HL Deb 19 May 1884 vol 288 cc647-9

renewed the suggestion that he had made when the "Black Rod" Committee was named, and many times previously, that the Royal Gallery, a large room adjacent to the House, now unused, should be partially furnished for the convenience of Peers. He understood that the objection to this proposal came from the noble Chairman of Committees, to whose judgment the House willingly bowed, except when he opposed a useful reform. Moved, "That it be an instruction to the Select Committee on the Office of the Clerk of the Parliaments and Office of the Gentleman Usher of the Black Rod, or other authority having charge of the arrangements of the House of Lords, to furnish in a substantial manner a portion of the Royal Gallery as a writing room for the use of Peers during the sittings of the House."—(The Earl of Longford.)


said, he supported the proposal of the noble Earl, and would like to know to what authority application should be made in such matters, as whenever he had applied to anyone he had always been referred elsewhere? He thought there were some other matters which were also entirely neglected in their Lordships' House. In the first place, no post-box was placed in the Library. Again, the stationery supply to the House was inferior to that supplied to the House of Commons; and the lights on the reading tables were quite insufficient. He felt grateful to his noble Friend for starting this subject, and hoped that it would not be lost sight of.

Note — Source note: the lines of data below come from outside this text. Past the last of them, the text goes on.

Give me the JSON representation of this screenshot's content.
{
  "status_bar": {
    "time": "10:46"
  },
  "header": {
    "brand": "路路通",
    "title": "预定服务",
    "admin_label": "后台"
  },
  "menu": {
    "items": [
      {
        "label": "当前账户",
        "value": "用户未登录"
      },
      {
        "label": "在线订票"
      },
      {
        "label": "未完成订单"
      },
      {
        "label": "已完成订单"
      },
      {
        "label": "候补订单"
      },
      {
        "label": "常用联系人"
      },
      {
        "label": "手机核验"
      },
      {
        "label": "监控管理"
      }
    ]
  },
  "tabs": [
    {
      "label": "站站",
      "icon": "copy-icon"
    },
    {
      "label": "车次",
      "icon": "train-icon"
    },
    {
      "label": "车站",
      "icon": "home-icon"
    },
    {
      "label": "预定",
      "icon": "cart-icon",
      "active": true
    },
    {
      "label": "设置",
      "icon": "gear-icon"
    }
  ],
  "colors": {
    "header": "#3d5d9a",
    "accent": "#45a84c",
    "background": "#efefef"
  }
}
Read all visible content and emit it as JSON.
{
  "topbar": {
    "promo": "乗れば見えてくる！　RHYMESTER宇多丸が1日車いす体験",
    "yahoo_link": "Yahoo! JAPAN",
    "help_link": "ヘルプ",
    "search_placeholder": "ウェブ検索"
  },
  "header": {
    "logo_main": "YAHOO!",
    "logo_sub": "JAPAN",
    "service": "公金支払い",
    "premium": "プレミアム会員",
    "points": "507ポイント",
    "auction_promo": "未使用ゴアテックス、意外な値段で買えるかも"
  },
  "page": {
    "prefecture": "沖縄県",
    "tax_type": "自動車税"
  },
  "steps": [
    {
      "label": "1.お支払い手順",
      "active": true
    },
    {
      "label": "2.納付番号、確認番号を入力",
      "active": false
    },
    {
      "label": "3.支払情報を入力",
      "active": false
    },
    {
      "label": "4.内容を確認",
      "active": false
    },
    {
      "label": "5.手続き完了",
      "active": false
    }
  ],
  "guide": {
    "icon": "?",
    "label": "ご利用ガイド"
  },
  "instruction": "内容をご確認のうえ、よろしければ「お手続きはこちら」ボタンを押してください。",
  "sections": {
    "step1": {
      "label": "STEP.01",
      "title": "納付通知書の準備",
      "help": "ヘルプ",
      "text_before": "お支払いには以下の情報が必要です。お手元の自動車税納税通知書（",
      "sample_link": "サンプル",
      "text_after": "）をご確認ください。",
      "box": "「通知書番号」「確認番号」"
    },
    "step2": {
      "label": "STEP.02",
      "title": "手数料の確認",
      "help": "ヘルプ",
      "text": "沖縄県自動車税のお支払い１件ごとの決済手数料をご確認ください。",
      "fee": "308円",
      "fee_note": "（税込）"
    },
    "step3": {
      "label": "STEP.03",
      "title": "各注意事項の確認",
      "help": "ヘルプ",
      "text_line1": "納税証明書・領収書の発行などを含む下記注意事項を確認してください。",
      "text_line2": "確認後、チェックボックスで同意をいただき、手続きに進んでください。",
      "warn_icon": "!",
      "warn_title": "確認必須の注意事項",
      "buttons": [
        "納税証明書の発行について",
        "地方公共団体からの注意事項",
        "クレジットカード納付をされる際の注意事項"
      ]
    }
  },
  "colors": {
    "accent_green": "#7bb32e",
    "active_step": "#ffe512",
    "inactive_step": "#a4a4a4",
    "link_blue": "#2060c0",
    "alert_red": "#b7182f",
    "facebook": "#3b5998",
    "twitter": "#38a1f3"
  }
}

was of opinion that there was no great desire on the part of Members of that House to have the Royal Gallery turned into a writing-room. The noble Earl first brought this subject forward in 1867. At that time the Committee were not disposed to accede to his request; but when the Irish Church Bill was before the House it was thought desirable that some tables should be put into the Gallery, and to a very small extent they were used. After that period the room was not used at all; but in 1872 the noble Earl renewed his application to the Committee, who directed the Board of Works to partially fit up the Gallery, and accordingly four tables were placed there. They were still there in 1877, when the noble Earl renewed his application, because there were no chairs. Accordingly, chairs were placed there; but during the three years 1877, 1878, and 1879, not a single pen was used at any one of the tables. He thought, after that, their Lordships might be satisfied that there was no great demand for having the Royal Gallery turned into a writing-room.


remarked, that he had just been into the Library, where there were 12 writing tables, capable of accommodating eight persons each, and nobody was using them at present.


said, that those tables might as well be placed in Palace Yard for all the use they were; and he saw no reason why his proposal should not be considered, except for the crotchets of the noble Earl.


had at first intended to support the Motion; but he now thought the noble Earl opposite had conclusively shown that the room was not required.


remarked, that although on ordinary occasions there might be no need for additional accommodation for correspondence, yet when large measures were discussed there was great difficulty in finding room, and, therefore, he did not think the question of providing increased accommodation was unworthy of consideration.

Motion (by leave of the House) withdrawn.